Dans la décision T 435/20, la chambre a fait observer que la division d'opposition s'était trompée en considérant que la déclaration d'un expert technique produite conjointement à des pièces justificatives (D81 à D90), d'une part, et les arguments du mandataire, d'autre part, étaient équivalents et que cela pouvait justifier la non-admission de la déclaration et des pièces justificatives. Comme l'a souligné la chambre, les arguments présentés par le mandataire agréé d'une partie ne peuvent pas être qualifiés de moyens de preuve en vertu de l'art. 117(1) CBE et pourraient en conséquence avoir un poids différent selon qu'ils sont étayés par d'autres preuves ou non.

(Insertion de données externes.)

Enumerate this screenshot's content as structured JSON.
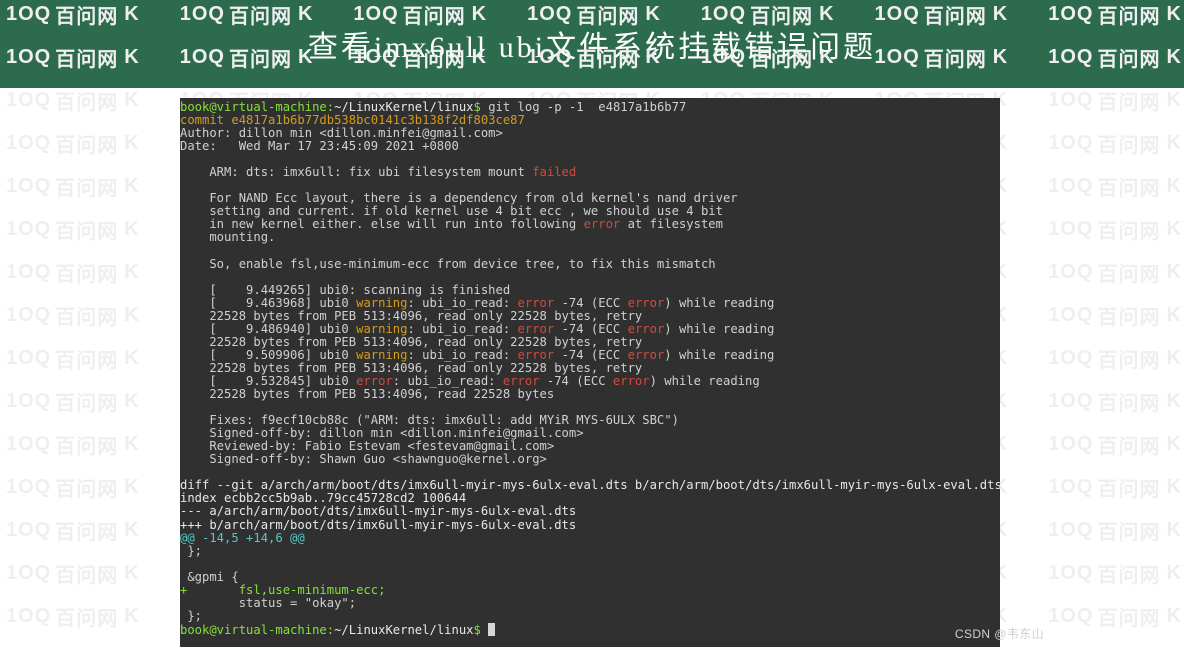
{
  "banner": {
    "title": "查看imx6ull ubi文件系统挂载错误问题"
  },
  "watermark": {
    "text": "百问网",
    "suffix": "K",
    "logo": "1OQ"
  },
  "csdn": "CSDN @韦东山",
  "term": {
    "prompt_user": "book@virtual-machine",
    "prompt_path": "~/LinuxKernel/linux",
    "cmd": "git log -p -1  e4817a1b6b77",
    "commit": "commit e4817a1b6b77db538bc0141c3b138f2df803ce87",
    "author": "Author: dillon min <dillon.minfei@gmail.com>",
    "date": "Date:   Wed Mar 17 23:45:09 2021 +0800",
    "subj1": "    ARM: dts: imx6ull: fix ubi filesystem mount ",
    "subj1_red": "failed",
    "body1": "    For NAND Ecc layout, there is a dependency from old kernel's nand driver",
    "body2": "    setting and current. if old kernel use 4 bit ecc , we should use 4 bit",
    "body3a": "    in new kernel either. else will run into following ",
    "body3_err": "error",
    "body3b": " at filesystem",
    "body4": "    mounting.",
    "body5": "    So, enable fsl,use-minimum-ecc from device tree, to fix this mismatch",
    "log1": "    [    9.449265] ubi0: scanning is finished",
    "log2a": "    [    9.463968] ubi0 ",
    "warn": "warning",
    "log2b": ": ubi_io_read: ",
    "err": "error",
    "ecc": " -74 (ECC ",
    "tail": ") while reading",
    "wrap1": "    22528 bytes from PEB 513:4096, read only 22528 bytes, retry",
    "log3a": "    [    9.486940] ubi0 ",
    "log4a": "    [    9.509906] ubi0 ",
    "log5a": "    [    9.532845] ubi0 ",
    "wrap_last": "    22528 bytes from PEB 513:4096, read 22528 bytes",
    "fixes": "    Fixes: f9ecf10cb88c (\"ARM: dts: imx6ull: add MYiR MYS-6ULX SBC\")",
    "soff1": "    Signed-off-by: dillon min <dillon.minfei@gmail.com>",
    "rev": "    Reviewed-by: Fabio Estevam <festevam@gmail.com>",
    "soff2": "    Signed-off-by: Shawn Guo <shawnguo@kernel.org>",
    "diff1": "diff --git a/arch/arm/boot/dts/imx6ull-myir-mys-6ulx-eval.dts b/arch/arm/boot/dts/imx6ull-myir-mys-6ulx-eval.dts",
    "diff2": "index ecbb2cc5b9ab..79cc45728cd2 100644",
    "diff3": "--- a/arch/arm/boot/dts/imx6ull-myir-mys-6ulx-eval.dts",
    "diff4": "+++ b/arch/arm/boot/dts/imx6ull-myir-mys-6ulx-eval.dts",
    "hunk": "@@ -14,5 +14,6 @@",
    "ctx1": " };",
    "ctx2": " ",
    "ctx3": " &gpmi {",
    "add": "+       fsl,use-minimum-ecc;",
    "ctx4": "        status = \"okay\";",
    "ctx5": " };"
  }
}
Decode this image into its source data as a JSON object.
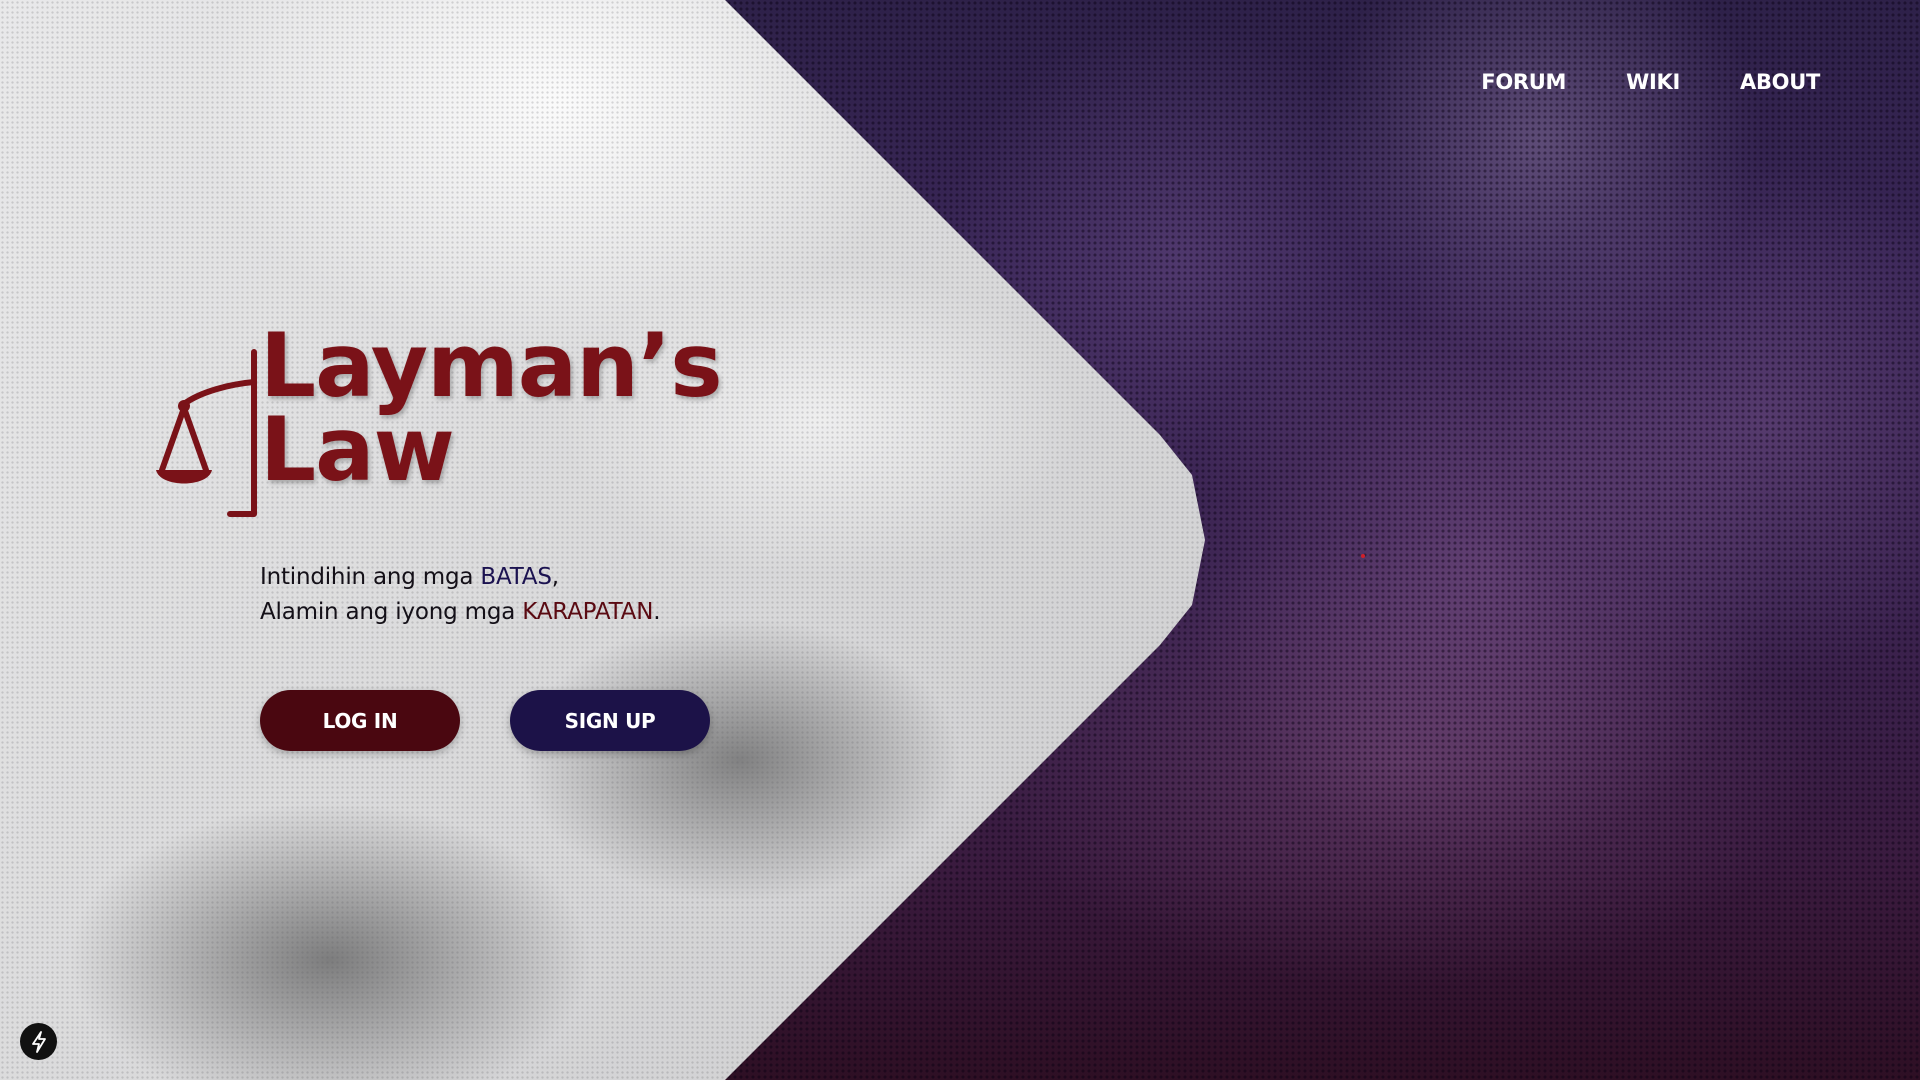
{
  "nav": {
    "items": [
      {
        "label": "FORUM"
      },
      {
        "label": "WIKI"
      },
      {
        "label": "ABOUT"
      }
    ]
  },
  "logo": {
    "line1": "Layman’s",
    "line2": "Law",
    "icon": "scales-of-justice-icon"
  },
  "tagline": {
    "line1_prefix": "Intindihin ang mga ",
    "line1_highlight": "BATAS",
    "line1_suffix": ",",
    "line2_prefix": "Alamin ang iyong mga ",
    "line2_highlight": "KARAPATAN",
    "line2_suffix": "."
  },
  "buttons": {
    "login_label": "LOG IN",
    "signup_label": "SIGN UP"
  },
  "badge": {
    "icon": "lightning-bolt-icon"
  },
  "colors": {
    "brand_red": "#7a1218",
    "login_button": "#4a0710",
    "signup_button": "#1c1248",
    "highlight_batas": "#1b1250",
    "highlight_karapatan": "#5a0a12",
    "nav_text": "#ffffff",
    "background_purple": "#3a2657"
  }
}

iii) Décision insuffisamment motivée – erreur dans l'exercice du pouvoir d'appréciation
Dans l'affaire T 2055/20, la requête subsidiaire 1 déposée pendant la procédure orale devant la division d'opposition n'avait pas été admise dans la procédure, parce que, selon la division d'opposition, elle ne surmontait pas de prime abord l'objection d'absence d'activité inventive qui avait été soulevée à l'encontre de la requête principale. Cependant, la chambre a constaté que la division d'opposition n'avait fourni dans sa décision écrite qu'une déclaration non motivée en ce qui concerne la non-admission de la requête subsidiaire 1. Notamment, aucun motif n'était apporté quant à pourquoi cette requête, de prime abord, ne surmontait pas cette objection. En outre, selon le procès-verbal de la procédure orale devant la division d'opposition, en traitant de l'admission de ladite requête, seules les questions d'éléments ajoutés avaient été soulevées et discutées avec les parties. La chambre a conclu que la décision de la division d'opposition résultait d'une erreur dans l'exercice du pouvoir d'appréciation et a admis cette requête dans la procédure.
Dans l'affaire T 1657/20, la chambre a déclaré qu'il ne lui était pas possible d'établir si la décision de non-admission de la division d'opposition, motivée par l'absence de pertinence de prime abord, était exempte d'erreur d'appréciation. Le document A8 avait été déposé tardivement au cours de la procédure d'opposition et la division d'opposition ne l'avait pas admis dans la procédure en raison d'une absence de pertinence de prime abord. La chambre a estimé que la décision attaquée n'indiquait pas clairement sur quel cadre factuel la division d'opposition avait pris sa décision dans l'exercice de son pouvoir d'appréciation. En particulier, la division d'opposition a justifié l'absence de pertinence de prime abord uniquement en ce qui concerne la revendication 1 de la requête principale, mais pas en ce qui concerne la revendication 15, plus large. Il restait également la question de savoir dans quelle mesure la division d'opposition avait procédé à un examen de la pertinence de prime abord pour l'activité inventive. La chambre a donc exercé son propre pouvoir d'appréciation et admis le document A8 dans la procédure de recours en vertu de l'art. 12(4) et (6) RPCR 2020.